Cigarette light, tabac à rouler, cigare : Moins dangereux pour la santé ?

Cet article va être l’occasion de briser certains mythes, à savoir que d’autres façons de fumer seraient moins toxiques que la cigarette industrielle.

Commençons par les cigarettes light :

Il ne fait aucun doute que l’impact publicitaire de ce type de cigarette a donné l’illusion à certains de pouvoir fumer en toute sécurité. Beau leurre de l’industrie  car elles sont loin d’être inoffensives ! Bien sûr, le filtre placé sur ces cigarettes est censé faire partiellement barrage ; seulement voilà, les personnes qui y ont recours ont tendance à tirer beaucoup plus intensément ! Le résultat en est que la fumée est aussi inhalée plus profondément et l’exposition aux substances toxiques est dès lors plus importante au niveau des poumons, des petites bronches et des alvéoles pulmonaires. Ce que l’on gagne ainsi d’un côté, on le perd de l’autre. Sans oublier que notre cerveau tend à garder un taux de nicotine constant : si l’on passe des cigarettes normales aux cigarettes lights, le sujet va faire en sorte de garder ce taux.

Le tabac à rouler

Bien plus dangereux encore que les cigarettes industrielles car, à poids égal, son rendement en nicotine et goudrons peut être jusqu’à 5 fois plus élevé ! Ce type de tabac libère également plus de CO.
Certes il est moins taxé, mais aussi moins contrôlé.
Par ailleurs, il va permettre à certains de le mélanger avec d’autres composants qui eux-mêmes auront un impact sur la santé.

Le cigare

S’il a un côté plus « chic », son pouvoir nocif n’en est pas pour autant diminué.
Non ce n’est pas du simple tabac naturel !…Un bon gros cigare peut contenir jusqu’à 10X plus de nicotine qu’une cigarette ! Sans compter un taux d’ammoniac jusqu’à 20x plus important ainsi que beaucoup plus de Cadmium (substance cancérigène)
Les substances toxiques restent également plus longtemps en contact avec la bouche, de part la façon de le consommer.
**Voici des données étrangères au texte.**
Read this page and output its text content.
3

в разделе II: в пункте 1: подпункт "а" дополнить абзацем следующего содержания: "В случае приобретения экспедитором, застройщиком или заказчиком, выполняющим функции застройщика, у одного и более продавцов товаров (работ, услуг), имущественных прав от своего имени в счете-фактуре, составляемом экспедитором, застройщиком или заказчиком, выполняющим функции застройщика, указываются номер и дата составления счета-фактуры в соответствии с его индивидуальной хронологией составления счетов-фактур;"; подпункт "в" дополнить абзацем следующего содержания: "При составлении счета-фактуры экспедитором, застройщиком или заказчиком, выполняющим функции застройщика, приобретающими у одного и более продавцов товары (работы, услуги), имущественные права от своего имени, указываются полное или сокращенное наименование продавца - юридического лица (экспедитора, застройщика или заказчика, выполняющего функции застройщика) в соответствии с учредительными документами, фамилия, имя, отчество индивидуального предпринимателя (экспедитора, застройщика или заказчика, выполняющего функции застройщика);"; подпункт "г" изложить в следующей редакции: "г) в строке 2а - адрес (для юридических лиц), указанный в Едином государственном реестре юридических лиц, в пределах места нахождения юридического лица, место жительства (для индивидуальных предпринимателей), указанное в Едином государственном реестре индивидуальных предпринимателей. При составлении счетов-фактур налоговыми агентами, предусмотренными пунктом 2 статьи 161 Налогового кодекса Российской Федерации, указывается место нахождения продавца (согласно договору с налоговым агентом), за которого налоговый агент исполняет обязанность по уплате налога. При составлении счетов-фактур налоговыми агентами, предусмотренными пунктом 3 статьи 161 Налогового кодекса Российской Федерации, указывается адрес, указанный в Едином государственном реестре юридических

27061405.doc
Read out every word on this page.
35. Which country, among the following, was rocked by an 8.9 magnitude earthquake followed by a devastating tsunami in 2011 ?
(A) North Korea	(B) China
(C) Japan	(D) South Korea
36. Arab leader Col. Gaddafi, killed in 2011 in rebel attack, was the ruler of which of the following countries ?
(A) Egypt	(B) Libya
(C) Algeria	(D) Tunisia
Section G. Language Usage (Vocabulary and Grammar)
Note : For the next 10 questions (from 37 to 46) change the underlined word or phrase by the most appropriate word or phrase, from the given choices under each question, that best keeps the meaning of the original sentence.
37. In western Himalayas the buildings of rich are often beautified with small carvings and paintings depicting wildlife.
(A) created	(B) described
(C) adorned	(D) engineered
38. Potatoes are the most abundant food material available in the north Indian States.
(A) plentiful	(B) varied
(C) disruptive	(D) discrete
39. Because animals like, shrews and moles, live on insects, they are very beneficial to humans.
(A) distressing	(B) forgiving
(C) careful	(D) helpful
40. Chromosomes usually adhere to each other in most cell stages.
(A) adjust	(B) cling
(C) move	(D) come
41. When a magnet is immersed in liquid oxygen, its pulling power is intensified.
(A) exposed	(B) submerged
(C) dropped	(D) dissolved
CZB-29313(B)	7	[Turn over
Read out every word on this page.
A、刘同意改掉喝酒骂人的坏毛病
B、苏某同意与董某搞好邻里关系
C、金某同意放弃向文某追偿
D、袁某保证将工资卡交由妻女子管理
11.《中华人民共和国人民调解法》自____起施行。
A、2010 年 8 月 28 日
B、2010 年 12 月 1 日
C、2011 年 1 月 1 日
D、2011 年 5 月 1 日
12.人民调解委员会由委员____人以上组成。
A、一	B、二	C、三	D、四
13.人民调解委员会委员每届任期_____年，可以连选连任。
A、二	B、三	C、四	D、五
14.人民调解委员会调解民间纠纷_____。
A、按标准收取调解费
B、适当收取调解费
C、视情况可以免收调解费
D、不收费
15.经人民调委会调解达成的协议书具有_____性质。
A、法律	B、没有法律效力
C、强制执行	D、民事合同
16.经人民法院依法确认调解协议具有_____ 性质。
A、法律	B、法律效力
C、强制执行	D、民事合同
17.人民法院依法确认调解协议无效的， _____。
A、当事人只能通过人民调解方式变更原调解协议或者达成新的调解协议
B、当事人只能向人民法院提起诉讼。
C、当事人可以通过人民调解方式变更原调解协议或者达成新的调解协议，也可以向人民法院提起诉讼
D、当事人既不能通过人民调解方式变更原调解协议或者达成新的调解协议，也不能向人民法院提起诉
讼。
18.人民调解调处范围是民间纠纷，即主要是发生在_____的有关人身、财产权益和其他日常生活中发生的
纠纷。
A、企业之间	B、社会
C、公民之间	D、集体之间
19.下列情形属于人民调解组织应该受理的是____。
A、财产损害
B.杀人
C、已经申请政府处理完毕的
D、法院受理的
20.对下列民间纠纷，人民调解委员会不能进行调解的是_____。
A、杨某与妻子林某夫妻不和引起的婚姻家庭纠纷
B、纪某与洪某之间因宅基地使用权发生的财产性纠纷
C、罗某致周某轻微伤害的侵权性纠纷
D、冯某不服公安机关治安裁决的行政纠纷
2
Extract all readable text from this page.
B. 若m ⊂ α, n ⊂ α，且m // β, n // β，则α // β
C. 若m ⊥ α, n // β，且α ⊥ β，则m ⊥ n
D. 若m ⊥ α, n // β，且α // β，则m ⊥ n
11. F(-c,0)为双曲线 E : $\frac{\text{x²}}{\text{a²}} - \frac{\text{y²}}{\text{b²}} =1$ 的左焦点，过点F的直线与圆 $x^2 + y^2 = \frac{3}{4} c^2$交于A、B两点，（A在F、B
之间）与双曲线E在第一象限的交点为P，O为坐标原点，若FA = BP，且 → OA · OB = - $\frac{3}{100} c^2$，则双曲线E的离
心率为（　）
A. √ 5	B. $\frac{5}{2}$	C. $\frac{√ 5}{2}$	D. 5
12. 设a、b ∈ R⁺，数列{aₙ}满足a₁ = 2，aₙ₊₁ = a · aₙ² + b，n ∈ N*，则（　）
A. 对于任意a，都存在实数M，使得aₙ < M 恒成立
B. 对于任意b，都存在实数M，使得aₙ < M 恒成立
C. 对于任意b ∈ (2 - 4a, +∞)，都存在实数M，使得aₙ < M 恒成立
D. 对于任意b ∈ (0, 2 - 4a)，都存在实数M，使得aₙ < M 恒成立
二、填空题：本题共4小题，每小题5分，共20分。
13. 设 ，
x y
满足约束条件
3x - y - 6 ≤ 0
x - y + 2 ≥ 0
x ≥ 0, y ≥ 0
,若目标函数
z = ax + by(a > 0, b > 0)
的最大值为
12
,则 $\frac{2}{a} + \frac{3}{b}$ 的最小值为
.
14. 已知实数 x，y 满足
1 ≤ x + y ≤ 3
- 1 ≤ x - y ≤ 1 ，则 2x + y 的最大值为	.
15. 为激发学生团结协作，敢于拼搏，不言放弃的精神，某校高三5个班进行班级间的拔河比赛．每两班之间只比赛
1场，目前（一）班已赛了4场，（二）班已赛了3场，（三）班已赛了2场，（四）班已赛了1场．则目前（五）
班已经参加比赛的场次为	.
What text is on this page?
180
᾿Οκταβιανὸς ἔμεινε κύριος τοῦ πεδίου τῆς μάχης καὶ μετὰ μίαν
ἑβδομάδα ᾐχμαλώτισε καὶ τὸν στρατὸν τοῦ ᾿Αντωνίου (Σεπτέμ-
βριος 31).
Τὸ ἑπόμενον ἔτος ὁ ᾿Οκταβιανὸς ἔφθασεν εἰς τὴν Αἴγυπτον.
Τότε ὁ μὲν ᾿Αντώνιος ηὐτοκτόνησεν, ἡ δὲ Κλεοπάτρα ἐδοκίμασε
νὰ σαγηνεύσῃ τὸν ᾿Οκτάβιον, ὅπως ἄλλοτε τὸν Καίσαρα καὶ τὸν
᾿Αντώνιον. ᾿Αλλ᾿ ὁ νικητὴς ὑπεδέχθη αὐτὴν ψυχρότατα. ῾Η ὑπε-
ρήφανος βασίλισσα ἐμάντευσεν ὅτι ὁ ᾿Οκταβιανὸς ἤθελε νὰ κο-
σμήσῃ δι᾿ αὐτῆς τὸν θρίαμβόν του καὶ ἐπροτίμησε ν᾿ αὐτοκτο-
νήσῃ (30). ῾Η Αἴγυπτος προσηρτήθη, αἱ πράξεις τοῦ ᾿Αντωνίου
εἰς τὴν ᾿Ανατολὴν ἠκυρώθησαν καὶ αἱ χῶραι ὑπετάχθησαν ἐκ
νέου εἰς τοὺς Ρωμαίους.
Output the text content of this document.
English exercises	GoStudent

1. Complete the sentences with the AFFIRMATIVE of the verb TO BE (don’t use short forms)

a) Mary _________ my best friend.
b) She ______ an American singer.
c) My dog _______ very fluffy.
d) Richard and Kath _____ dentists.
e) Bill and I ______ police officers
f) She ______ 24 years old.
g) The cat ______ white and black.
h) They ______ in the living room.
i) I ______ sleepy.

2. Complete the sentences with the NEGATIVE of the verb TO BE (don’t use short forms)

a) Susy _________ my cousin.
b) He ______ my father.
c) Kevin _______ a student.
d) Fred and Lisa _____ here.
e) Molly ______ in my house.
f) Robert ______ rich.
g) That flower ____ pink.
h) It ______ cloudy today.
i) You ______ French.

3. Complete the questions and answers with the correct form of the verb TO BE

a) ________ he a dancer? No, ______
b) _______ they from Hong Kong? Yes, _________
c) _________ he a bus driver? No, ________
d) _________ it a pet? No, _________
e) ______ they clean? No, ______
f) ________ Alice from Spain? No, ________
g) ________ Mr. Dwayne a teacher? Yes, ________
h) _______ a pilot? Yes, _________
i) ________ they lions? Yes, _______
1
Fumer quotidiennement des cigares augmente le risque d’une série de cancer :
Des lèvres, de la langue, de la bouche, de la gorge et du larynx, de l’œsophage, des voies aérodigestives, du poumon. Le risque de maladies vasculaires et d’anévrisme est lui aussi amplifié. Si, comme le veut l’image de certaines stars ou de certains milieux, on y ajoute une dose quotidienne d’alcool, le tour est joué pour multiplier considérablement le risque de la survenue d’une maladie.

Conclusion

Le tabac, qu’il provienne d’une cigarette, d’un cigare, d’une pipe ou d’un cigarillo, est dans tous les cas un danger pour la santé !

Allez ! Prenez bien soin de la belle personne que vous êtes les amis !

Florence
Pour potentialiser votre bien-être et vous aider à devenir la meilleure version de vous-même !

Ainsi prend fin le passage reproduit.